There’s a common phrase to describe the phenomenon where low-paying, low-benefit jobs drive out decent, well-paying jobs. That phrase is “lowering the standard of living.” Arguably, those words used to strike fear in the hearts of middle-class workers who believed that a high (if not the very highest) standard of living was more or less an American birth right.
Yet it’s obvious that as the influence of unions has declined, our standard of living has declined right along with it. And why wouldn’t it? With unions weaker and nothing (no government muscle, no media support) to resist the downward pressure on wages, corporations will continue grinding workers down until, in theory, they reach the federal minimum of $7.25/hour (which, no surprise, the U.S. Chamber of Commerce vehemently opposed).
Having once lived and worked in India, I try to keep abreast of Indian labor issues. And one of the more alarming trends in Indian manufacturing these days can be seen in what’s happening in Gurgaon district—a region in the northern Indian state of Haryana that produces the majority of the country’s cars and motorcycles.
Union activists in Haryana (members of the AITUC—All India Trade Union Congress) tell me that companies are resorting to the same greedy, extortion tactics U.S. companies began using in the late 1970s and early 1980s, when they tried to squeeze out inferior contracts from unions by threatening to shut down their factories and move to the American South, Asia, or Latin America.
Gurgaon companies are now warning factory workers that if they don’t knock off their union activism, they’ll be forced to pull up stakes and move either to South India (their version of Mississippi and Alabama), or to Bangladesh or Vietnam, where workers are hungrier, wages are lower, and governments are far more accommodating.
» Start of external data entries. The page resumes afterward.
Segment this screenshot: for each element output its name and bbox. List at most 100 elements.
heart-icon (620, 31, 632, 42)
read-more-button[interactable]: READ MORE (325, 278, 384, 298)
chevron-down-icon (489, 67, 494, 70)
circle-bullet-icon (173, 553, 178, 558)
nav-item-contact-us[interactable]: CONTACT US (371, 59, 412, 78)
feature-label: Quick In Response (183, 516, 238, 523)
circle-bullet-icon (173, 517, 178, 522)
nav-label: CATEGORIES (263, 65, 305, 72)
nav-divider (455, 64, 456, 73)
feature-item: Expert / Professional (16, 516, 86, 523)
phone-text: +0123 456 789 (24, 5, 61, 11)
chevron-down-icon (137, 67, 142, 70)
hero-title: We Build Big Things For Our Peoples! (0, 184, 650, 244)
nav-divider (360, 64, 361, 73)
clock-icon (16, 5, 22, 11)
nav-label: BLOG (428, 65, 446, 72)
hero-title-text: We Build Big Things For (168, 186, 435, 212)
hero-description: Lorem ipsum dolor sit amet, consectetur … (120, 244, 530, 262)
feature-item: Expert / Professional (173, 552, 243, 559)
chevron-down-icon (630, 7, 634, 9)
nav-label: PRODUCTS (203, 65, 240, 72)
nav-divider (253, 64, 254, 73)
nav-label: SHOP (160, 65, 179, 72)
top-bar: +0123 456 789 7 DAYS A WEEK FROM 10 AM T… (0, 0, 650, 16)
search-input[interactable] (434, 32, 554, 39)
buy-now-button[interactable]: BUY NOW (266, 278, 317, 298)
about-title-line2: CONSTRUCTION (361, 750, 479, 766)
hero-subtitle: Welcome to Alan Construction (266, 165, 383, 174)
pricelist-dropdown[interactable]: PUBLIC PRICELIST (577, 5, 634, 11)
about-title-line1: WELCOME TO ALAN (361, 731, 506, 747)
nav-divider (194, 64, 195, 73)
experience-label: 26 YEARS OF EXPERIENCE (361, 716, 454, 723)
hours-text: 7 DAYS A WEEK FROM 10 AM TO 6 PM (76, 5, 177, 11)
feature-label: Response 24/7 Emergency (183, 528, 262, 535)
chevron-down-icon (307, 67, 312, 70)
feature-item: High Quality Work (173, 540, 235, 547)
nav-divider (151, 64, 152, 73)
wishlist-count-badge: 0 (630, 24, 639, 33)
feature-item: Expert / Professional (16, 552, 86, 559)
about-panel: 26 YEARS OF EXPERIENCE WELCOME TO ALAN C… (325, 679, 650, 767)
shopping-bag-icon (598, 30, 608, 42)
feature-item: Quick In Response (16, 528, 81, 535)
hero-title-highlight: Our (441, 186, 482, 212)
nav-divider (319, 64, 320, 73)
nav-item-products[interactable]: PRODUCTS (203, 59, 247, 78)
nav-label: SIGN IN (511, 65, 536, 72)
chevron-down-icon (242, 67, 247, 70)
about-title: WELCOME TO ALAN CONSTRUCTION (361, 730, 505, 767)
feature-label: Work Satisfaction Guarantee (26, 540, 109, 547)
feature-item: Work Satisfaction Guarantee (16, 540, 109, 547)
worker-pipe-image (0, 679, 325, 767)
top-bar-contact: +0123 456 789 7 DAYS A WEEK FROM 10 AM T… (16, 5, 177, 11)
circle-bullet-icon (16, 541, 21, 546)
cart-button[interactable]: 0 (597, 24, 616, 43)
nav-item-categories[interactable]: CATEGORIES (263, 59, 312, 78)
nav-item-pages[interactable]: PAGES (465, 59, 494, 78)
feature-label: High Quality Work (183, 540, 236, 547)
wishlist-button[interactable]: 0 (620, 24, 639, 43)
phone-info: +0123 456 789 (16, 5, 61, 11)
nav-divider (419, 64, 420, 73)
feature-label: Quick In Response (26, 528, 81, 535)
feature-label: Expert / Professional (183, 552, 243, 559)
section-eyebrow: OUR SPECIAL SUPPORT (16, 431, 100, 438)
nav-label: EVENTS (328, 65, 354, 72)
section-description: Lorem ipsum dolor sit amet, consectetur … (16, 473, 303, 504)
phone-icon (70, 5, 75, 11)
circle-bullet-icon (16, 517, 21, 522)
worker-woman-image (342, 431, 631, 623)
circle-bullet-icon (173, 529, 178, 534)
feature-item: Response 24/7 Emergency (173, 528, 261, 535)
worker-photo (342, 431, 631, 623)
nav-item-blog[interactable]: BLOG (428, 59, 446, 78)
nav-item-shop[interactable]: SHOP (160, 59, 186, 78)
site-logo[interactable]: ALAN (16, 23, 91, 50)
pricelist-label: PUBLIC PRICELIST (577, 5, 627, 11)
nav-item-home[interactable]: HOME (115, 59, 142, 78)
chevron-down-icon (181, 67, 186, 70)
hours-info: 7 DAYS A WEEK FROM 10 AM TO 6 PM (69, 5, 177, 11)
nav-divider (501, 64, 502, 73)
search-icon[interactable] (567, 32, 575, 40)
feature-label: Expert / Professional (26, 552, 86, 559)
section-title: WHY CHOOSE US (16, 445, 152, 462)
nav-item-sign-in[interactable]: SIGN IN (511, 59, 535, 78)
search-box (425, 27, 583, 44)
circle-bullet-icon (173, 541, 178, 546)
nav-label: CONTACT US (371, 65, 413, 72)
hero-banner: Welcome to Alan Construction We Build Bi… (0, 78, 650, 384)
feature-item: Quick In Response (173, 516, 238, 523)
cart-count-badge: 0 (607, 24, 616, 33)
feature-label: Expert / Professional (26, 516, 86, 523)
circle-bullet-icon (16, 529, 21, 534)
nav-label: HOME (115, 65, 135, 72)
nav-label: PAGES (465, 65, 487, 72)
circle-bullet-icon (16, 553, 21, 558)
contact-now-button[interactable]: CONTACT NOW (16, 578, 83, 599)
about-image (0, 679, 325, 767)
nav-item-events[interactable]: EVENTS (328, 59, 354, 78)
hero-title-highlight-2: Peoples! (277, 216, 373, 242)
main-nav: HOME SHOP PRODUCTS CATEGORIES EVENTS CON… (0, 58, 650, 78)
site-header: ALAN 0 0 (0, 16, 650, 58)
Just when we thought things couldn’t get any more swinish or cutthroat, a country like India is in danger of pricing itself out of the manufacturing sector. The irony is staggering. Still resented as poachers—for having lured American jobs to the subcontinent—the Indians are now feeling their own economic pinch as international corporations continue to troll the globe for cheaper labor.
Bangladesh and Vietnam certainly seem like logical targets. They’re poor, hard-working, and eager to attract new industry. But what happens when labor unions gain traction in these two countries? What happens when these Bangladeshi and Vietnamese workers get fed up with the bullshit and demand a larger share of the pie? Answer: “Goodbye, Bangladesh” and “Hello, Somalia.”